Pardon me for the vague question-issue here. I'm not quite sure what part of the guanlecoja stack this is related to.
I have a buildbot plugin which was working but it has one rather large source file that I'm trying to break up into several smaller source files. For example i have coffeescript a class called ConsoleUIHelpers which I broke into a separate file. Now I'm getting ReferenceError: ConsoleUIHelpers is not defined
Searching the scripts.js that some part of the guanlecoja framework is outputting I do find my class in the outputted code:
(function() {
var ConsoleUIHelpers, consoleUIHelpers,
bind = function(fn, me){ return function(){ return fn.apply(me, arguments); }; };
ConsoleUIHelpers = (function() {
...
}).call(this);
which appears before the code which is failing with the ReferenceError
It's not clear to me where/why the code is getting surrounded by the (function() { ... }).call(this)
, but that seems to be what is preventing the subsequent code from having ConsoleUIHelpers as an identifier that it can access.
When I pass my class through a regular-old coffeescript-to-js conversion it does not surround it with (function() { ... }).call(this)

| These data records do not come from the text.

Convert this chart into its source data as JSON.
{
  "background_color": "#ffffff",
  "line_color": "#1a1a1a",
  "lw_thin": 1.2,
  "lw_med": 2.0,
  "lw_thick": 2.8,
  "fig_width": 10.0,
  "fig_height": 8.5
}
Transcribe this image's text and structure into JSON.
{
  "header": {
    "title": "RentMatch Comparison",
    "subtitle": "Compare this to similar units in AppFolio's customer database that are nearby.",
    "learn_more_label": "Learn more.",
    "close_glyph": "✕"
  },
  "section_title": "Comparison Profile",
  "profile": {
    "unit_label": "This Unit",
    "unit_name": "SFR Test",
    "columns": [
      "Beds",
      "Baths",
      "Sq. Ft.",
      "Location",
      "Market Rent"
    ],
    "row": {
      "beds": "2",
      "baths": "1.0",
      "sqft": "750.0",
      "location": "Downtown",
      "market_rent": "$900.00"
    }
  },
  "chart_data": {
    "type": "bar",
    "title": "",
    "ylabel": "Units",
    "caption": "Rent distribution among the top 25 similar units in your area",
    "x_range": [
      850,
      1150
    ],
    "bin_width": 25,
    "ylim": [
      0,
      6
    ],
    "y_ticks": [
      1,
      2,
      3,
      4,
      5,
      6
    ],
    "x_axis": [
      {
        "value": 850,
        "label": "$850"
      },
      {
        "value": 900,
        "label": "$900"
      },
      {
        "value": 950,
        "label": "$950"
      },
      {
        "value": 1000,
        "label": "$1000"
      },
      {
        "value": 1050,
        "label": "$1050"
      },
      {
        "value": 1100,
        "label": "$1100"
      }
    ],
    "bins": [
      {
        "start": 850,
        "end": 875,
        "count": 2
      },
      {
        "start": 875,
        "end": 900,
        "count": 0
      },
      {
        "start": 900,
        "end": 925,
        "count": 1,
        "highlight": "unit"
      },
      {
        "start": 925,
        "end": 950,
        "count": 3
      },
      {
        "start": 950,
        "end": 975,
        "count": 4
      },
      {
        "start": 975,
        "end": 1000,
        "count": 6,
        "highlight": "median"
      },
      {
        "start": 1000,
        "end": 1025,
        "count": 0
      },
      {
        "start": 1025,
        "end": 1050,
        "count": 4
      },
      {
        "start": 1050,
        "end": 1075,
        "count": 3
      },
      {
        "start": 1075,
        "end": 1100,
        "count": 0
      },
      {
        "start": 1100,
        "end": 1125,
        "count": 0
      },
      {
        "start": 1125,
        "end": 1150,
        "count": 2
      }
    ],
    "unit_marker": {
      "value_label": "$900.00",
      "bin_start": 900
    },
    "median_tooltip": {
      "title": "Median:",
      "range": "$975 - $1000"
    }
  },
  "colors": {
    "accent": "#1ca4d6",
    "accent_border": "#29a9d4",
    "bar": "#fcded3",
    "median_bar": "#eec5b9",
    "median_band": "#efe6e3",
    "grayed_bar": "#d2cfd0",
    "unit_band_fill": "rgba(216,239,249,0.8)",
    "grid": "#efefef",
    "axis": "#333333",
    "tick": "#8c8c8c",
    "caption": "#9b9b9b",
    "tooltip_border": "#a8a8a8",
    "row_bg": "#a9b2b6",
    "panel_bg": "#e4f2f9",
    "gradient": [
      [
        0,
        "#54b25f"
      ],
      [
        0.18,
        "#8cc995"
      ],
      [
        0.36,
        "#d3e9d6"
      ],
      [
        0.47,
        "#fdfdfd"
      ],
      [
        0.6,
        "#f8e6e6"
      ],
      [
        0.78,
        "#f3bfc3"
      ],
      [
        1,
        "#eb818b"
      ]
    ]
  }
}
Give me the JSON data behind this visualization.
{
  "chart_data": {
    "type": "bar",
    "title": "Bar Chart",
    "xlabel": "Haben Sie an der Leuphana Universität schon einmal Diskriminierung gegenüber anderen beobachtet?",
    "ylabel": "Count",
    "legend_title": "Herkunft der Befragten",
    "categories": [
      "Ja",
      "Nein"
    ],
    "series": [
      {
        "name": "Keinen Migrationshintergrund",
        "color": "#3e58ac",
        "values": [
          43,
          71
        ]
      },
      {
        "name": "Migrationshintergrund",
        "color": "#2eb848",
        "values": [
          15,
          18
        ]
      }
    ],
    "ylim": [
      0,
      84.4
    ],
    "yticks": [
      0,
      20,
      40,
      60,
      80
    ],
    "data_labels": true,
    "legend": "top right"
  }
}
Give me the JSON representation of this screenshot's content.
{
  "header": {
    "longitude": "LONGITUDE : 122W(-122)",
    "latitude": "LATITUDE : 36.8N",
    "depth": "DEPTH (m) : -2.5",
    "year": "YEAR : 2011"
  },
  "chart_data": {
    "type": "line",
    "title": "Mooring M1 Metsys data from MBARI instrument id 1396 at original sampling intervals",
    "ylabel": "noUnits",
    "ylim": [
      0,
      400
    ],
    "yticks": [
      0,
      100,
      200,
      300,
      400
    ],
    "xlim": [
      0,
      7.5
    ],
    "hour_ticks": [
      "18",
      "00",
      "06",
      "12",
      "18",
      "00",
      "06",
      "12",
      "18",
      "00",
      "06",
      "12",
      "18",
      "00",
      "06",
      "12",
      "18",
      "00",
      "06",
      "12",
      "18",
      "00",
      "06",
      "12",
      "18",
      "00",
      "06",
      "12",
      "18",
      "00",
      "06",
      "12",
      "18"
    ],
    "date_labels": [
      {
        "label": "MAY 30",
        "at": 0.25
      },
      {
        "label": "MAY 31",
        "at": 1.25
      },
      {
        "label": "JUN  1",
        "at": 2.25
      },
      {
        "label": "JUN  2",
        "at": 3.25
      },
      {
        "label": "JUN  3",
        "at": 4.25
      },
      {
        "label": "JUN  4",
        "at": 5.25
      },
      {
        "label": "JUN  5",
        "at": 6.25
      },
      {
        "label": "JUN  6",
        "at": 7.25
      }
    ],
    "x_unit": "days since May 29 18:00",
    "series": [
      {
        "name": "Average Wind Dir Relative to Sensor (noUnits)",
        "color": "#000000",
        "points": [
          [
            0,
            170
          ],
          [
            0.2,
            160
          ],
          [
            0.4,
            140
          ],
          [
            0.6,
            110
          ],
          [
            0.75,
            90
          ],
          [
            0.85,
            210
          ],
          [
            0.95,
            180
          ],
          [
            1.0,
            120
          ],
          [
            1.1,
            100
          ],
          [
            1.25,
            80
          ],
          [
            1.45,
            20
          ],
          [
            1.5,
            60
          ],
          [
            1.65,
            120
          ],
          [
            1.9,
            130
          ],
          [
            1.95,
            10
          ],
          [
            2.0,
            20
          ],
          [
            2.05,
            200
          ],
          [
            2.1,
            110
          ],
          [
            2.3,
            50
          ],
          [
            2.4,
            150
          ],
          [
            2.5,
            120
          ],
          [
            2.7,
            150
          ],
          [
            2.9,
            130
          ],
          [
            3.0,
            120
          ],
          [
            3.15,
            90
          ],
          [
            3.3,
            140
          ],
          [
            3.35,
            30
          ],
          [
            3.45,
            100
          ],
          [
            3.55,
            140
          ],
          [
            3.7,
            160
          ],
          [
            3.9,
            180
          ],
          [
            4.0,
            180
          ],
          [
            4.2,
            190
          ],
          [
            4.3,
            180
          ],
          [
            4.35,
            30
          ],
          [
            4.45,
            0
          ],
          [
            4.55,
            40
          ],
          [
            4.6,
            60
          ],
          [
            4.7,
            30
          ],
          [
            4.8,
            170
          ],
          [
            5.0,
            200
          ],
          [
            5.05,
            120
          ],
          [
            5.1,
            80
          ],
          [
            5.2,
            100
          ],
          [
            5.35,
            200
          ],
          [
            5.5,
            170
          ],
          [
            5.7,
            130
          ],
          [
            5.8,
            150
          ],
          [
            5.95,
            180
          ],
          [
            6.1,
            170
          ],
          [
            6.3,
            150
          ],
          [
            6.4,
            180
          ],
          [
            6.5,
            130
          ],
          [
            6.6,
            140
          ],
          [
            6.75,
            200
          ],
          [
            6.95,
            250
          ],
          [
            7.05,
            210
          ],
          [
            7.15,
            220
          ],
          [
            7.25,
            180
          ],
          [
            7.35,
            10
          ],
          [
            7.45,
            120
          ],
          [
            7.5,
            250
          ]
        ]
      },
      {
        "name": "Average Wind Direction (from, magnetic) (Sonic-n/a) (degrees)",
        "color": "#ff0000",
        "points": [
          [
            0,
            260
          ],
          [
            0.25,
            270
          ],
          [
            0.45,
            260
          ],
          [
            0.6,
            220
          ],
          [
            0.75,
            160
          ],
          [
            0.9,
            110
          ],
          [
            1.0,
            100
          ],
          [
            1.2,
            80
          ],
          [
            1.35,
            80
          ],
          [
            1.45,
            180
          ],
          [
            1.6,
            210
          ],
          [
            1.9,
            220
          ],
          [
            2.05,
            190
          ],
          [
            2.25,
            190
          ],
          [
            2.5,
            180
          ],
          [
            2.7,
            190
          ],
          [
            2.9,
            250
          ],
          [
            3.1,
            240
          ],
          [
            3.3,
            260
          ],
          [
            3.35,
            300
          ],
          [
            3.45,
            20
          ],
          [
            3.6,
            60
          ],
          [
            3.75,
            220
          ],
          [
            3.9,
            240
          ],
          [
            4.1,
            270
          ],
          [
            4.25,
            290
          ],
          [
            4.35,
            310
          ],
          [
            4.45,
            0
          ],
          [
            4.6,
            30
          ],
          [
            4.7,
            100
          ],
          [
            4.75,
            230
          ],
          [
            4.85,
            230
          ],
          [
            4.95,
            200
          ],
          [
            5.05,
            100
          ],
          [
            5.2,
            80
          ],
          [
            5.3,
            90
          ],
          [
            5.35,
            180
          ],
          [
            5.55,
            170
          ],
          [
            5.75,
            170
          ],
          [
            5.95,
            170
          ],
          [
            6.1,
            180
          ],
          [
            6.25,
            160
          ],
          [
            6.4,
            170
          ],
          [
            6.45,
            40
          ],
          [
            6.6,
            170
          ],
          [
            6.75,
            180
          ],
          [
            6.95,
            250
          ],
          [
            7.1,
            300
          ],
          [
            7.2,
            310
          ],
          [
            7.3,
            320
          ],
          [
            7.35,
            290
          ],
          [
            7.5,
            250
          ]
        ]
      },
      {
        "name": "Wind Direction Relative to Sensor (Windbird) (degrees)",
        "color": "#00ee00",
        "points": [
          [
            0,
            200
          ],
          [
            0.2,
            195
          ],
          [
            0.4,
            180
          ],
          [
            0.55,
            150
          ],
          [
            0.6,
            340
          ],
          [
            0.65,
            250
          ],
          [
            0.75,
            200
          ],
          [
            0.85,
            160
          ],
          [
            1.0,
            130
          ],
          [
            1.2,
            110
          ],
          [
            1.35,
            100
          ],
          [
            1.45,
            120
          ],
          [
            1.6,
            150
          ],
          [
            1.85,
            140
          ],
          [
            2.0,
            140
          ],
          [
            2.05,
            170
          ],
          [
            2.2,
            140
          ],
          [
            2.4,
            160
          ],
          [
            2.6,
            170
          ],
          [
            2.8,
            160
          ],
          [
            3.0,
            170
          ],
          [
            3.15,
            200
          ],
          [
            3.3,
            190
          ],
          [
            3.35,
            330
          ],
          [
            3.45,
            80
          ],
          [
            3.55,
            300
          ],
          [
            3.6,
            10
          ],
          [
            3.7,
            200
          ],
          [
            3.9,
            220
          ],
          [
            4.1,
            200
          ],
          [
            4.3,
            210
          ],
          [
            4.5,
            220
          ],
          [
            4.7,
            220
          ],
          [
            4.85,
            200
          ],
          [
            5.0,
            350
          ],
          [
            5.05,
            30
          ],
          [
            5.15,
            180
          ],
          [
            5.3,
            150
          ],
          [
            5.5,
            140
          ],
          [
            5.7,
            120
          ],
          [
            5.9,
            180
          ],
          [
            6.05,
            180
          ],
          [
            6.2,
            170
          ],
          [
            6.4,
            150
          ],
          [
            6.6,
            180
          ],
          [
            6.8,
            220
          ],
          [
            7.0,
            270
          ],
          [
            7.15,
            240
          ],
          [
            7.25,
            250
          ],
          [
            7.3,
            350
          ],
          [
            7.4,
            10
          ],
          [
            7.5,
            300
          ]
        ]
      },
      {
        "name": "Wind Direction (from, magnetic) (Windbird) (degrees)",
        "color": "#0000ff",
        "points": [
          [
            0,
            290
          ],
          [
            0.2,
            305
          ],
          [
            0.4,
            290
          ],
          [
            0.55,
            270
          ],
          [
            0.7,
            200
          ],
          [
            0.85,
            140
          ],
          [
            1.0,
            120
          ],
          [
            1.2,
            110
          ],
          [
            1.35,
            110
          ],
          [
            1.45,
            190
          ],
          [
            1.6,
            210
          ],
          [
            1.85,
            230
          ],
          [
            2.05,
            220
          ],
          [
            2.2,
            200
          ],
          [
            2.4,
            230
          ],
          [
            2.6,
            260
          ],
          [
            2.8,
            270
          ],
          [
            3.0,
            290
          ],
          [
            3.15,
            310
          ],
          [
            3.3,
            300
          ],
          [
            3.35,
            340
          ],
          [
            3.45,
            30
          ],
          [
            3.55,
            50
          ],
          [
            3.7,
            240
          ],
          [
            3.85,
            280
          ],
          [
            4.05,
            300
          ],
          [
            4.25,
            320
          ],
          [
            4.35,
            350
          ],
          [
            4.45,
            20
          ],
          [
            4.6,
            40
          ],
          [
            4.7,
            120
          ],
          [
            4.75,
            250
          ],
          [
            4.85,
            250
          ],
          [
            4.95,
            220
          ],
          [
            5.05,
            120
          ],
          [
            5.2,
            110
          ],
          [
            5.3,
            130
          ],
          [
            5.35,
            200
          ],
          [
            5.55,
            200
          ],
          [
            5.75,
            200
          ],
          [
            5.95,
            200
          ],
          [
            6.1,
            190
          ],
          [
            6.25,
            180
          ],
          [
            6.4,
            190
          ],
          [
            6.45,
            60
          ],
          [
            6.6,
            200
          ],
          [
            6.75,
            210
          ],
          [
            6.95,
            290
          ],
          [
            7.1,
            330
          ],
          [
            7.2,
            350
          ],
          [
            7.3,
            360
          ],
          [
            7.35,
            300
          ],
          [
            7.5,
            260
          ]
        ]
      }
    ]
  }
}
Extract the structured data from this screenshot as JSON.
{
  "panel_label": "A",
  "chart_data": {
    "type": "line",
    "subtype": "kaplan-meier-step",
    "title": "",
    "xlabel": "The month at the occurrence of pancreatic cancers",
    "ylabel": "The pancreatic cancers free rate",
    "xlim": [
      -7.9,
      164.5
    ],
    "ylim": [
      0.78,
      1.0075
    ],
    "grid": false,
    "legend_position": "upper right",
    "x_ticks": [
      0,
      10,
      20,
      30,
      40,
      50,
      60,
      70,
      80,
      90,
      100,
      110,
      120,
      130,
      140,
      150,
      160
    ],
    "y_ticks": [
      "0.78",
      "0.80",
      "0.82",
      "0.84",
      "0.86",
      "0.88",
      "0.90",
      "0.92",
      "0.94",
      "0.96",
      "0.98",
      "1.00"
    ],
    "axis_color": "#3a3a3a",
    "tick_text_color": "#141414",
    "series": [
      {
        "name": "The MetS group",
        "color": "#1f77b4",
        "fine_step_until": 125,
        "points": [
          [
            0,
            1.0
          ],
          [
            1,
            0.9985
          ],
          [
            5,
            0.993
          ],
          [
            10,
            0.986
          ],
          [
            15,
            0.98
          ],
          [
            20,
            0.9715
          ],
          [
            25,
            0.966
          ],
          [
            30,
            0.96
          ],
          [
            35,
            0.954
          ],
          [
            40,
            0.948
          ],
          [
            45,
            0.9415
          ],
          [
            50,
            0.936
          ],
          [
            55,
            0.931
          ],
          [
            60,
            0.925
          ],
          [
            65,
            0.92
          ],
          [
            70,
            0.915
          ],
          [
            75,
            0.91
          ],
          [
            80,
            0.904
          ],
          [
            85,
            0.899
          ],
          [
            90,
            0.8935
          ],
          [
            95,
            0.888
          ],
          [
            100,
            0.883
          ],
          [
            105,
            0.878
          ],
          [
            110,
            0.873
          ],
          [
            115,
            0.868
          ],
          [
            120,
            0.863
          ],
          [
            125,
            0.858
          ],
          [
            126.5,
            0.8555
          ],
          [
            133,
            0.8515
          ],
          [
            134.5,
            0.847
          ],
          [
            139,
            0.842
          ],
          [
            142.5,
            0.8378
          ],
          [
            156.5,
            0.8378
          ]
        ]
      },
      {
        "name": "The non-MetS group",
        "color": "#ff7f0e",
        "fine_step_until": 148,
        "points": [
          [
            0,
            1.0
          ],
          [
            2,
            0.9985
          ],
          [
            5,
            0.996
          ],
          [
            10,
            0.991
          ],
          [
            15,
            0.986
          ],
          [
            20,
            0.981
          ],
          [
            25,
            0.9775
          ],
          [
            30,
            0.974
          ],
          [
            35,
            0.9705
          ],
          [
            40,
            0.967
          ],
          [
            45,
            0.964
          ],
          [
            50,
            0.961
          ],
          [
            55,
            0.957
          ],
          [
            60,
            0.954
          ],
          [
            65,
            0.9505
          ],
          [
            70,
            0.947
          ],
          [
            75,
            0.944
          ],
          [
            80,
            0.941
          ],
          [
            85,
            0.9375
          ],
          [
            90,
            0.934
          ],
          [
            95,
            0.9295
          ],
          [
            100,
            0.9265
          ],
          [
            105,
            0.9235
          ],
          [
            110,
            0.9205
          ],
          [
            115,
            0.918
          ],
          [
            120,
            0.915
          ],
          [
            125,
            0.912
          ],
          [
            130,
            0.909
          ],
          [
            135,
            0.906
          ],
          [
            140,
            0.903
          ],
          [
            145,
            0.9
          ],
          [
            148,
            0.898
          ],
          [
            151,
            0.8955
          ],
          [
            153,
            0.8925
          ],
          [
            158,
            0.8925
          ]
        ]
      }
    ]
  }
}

, so I'm guessing that it is coming from some other part of the guanlecoja framework, but i have no idea which piece of technology does this.
from reading https://stackoverflow.com/questions/2421911/what-is-the-purpose-of-wrapping-whole-javascript-files-in-anonymous-functions-li, I'm assuming that surrounding the code with (function() { ... }).call(this)
is some kind of namespacing mechanism, though the examples in that stack overflow do something like var myPlugin = (function() { ... }).call(this)
which then gives an identifier with which to access the contents of the namespace.
Apologies for my ignorance, I don't even know what to research in this case since reading about "coffeescript exports", "coffeescript modules" etc. turned up nothing that seemed relevant. I'm familiar with require.js but it doesn't appear to be being used anywhere in buildbot's front-end code, and can't find any examples of any sort of require/import statement to go off.